In my first parish I had a pony tail and a motor bike and the idea of a suit-- well, it just didn't fit. So if I needed to "go formal," I would wear my "blacks" and a collar. I run hot, so mostly I don't need a coat or jumper anyway. No one ever complained, so it never really mattered.
Until this morning.
I was outside with a coffee, considering my next planting in the vegetable garden--broccoli, I decided-- before leaving for church. I found myself having a conversation with a parish interview committee about whether I would be their next minister. Don't ask why. I have no idea. It just happened.
One of the committee members asked why I was not wearing a tie; or a suit.
I said, "Well, I don't have a suit. Actually I only ever wore one once; that was when I took Pauline Howard to the Loreto Formal."
Silence.
Then, "So what do you wear to church, and for a funeral, or a wedding. And what if you were invited to Government House?"
"I wear a cross. And for weddings and funerals I wear black trousers and a clerical collar," I said. "And a stole."
I was about to say Government House invites were not a part of my life, when I remembered my daughter's stellar Year 12 results. "I was invited to Government House, once.

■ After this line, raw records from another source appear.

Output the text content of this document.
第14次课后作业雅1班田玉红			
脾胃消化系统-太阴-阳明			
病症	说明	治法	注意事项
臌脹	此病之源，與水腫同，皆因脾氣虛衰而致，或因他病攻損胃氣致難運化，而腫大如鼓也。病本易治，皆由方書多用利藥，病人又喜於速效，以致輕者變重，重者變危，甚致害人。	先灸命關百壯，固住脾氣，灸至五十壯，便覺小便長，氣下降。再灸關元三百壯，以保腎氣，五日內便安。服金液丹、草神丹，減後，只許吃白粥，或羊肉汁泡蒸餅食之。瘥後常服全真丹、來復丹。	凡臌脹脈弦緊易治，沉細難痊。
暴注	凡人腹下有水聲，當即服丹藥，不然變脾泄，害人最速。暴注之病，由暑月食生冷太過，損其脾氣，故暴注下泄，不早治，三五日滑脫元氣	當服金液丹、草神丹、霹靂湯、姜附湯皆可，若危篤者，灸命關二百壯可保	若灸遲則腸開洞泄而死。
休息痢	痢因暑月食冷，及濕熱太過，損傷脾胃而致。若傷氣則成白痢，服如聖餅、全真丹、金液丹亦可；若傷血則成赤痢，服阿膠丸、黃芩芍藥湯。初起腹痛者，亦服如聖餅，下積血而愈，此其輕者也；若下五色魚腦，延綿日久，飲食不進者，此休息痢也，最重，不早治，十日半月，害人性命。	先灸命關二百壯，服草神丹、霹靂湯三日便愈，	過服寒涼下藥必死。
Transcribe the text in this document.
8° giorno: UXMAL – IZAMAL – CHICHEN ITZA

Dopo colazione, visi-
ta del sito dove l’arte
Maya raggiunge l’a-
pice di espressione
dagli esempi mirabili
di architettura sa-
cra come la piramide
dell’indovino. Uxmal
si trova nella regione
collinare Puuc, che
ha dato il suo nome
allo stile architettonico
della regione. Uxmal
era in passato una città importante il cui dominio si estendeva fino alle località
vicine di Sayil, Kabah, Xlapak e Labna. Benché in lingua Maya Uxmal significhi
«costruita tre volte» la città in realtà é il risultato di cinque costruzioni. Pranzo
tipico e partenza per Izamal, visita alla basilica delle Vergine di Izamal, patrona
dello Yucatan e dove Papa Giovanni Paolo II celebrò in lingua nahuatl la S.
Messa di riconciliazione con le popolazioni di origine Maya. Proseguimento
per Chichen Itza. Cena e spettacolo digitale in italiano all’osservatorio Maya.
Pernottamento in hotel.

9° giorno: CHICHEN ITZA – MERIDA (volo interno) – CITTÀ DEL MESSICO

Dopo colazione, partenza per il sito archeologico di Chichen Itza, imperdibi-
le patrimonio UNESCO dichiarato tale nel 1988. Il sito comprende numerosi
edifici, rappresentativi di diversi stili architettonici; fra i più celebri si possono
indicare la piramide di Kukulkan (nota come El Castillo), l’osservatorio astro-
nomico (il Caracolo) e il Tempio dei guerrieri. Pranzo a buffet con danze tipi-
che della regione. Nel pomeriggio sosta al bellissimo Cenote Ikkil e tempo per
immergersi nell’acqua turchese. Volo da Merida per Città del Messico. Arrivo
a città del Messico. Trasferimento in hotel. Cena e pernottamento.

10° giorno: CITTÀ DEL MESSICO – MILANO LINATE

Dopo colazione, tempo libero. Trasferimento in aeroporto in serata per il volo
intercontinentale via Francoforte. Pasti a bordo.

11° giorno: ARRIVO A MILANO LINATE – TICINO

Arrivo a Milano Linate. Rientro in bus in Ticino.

I just wore my normal clothes."
I don't think this helped.
"Isn't it a witness to dress properly," asked someone.
I don't know where my reply came from, because it was a new thought.
"Suits are a symbol of the corporate world," I said.
"They are a symbol of power and domination. They're about having money, and being successful. And about being able to force other people to wear suits. That's not what I'm called to be. I'm to bring the Word to anyone. Suits exclude people. I can't wear a suit."
"Are you telling me Christians shouldn't wear suits?" asked my original interrogator. He was wearing a suit that looked like it cost rather more than a month's stipend.
"No. Only that I shouldn't. I reckon Andrew Dutney probably needs to wear a suit in his job. He looks good in a suit, too. But that's not me. I crawl under tables, and wash dishes, and shift furniture and stuff. And while I'm doing it I talk theology. Suits don't work for me."
And then I had to drive to church, so the meeting ended.
In the van I realised, that without ever really thinking about it, I had just decided that if a church seriously wanted me to wear a suit, I would have a very hard time discerning a Call from them.
Something about the practice of ministry has shaped me into a non-suit-wearing Christian. It is part of my faith identity. I hadn't realised that!
Sometimes this is how we do theology. We simply live the faith as best we are able and then, unexpectedly, an answer that we never knew we had--and the reasons for it-- just arrives!